Do you tend to focus on others, leaving other people seeing you as strong and having few needs?
Or do you struggle to identify your own emotional needs? Maybe you even think you don’t have emotional needs and tell yourself “I’m fine”.Maybe you feel invisible, detached or lonely.
If you recognise these thoughts and feelings, you are not alone. These thoughts and feelings belong to the schema called emotional deprivation. In fact it is such a common schema, emotional deprivation is the most common problem of people attending therapy and is also common to therapists.
Emotional deprivation can make it hard to get your emotional needs met as an adult. This is often because you tend to believe your needs don’t matter, you feel that people just don’t get you or you tend to choose partners who are emotionally avoidant because it’s what you know.
Emotional deprivation occurs when children do not get their needs for nurturance, empathy and protection during childhood.
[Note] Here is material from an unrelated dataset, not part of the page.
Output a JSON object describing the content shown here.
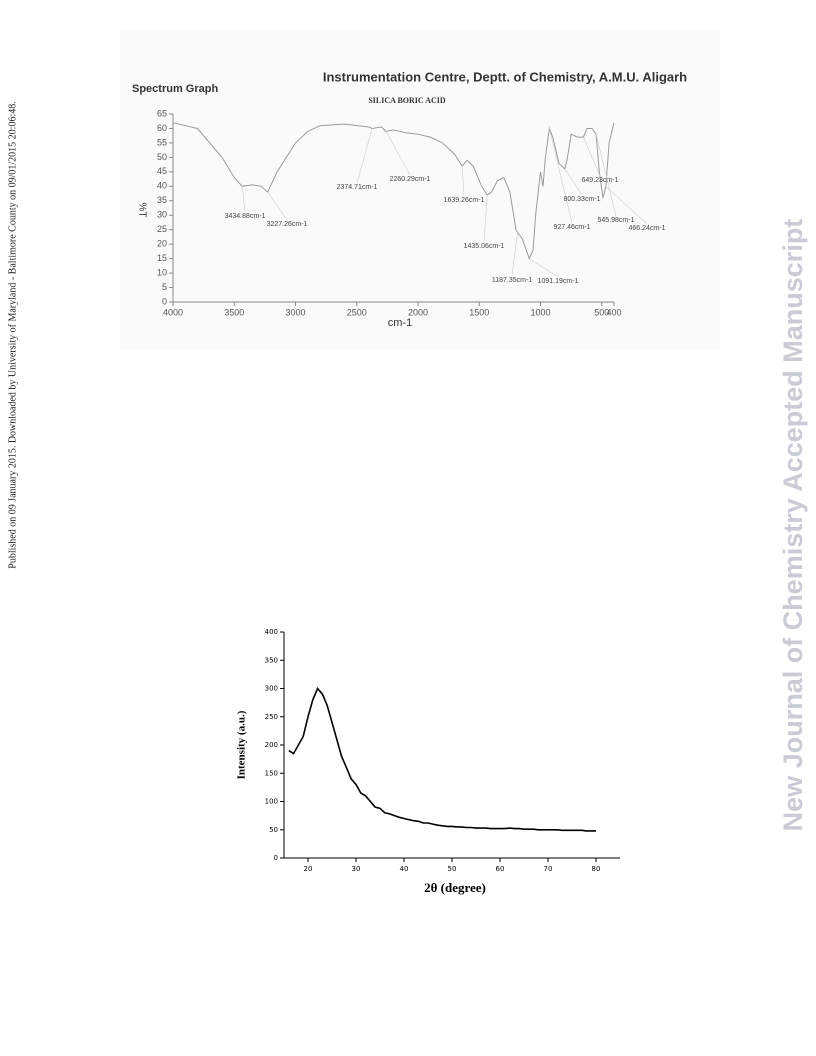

Emotional deprivation can occur even when parents weren’t obviously abusive and were generally trying to do their best.
Maybe your parents were too busy, had poor emotional regulation skills, were absent or unavailable due to illness or lacked the skills to notice and respond to your emotional needs.
Very often in therapy we help people link their symptoms of anxiety and depression or relationship difficulties to the vulnerable part of them that holds the pain of emotional deprivation schema. While people come wanting to feel less empty or detached, often it’s the lack of emotional nurturance and connection in their life that is causing their symptoms.
We help people recognise as validate their needs for nurturance, empathy and protection both those as a child that they missed out on and their current emotional needs. A Healthy Adult part is built or further developed to help our clients compassionately manage their emotional needs without self-criticism or using unhelpful coping modes.
Many people do not even know what they have been missing, because sometimes you can’t know what you didn’t get.This is such a big topic I will post more about what it looks like and what to do about it next week.
When you’re an adult you can feel what you feel and know that the feelings are normal and ok and that your feelings and needs matter.
You can make your own choices and find ways to get your emotional needs to be seen, heard, and understood that weren’t available to you in your childhood.
Sometimes you may get pulled into patterns from your childhood and it can feel like the above isn’t true.
If you find yourself wobbling about whether what you feel is ok or criticising yourself for how you feel, or maybe thinking you can’t really do what you need or want to do because it never works out for you or someone will get upset, try talking kindly to the vulnerable part of you.
Remind your younger self that the adult you is in charge now, the days of being little and not getting your needs met are over. Do it with kindness.
You may like to say something to yourself life.
Dear little me,
It’s understandable you feel this way sometimes. It hurts to feel that no one understands. This feeling will pass. I an working on my schema and I can get my needs met now, most of the time. Many people care about me.
Often it can be too hard to do this yourself. Especially if you have a strong inner critic.
In this case, you need a good therapist to help you have compassion for the vulnerable part of you, to reduce your critic and help you learn to trust that your feelings and needs matters.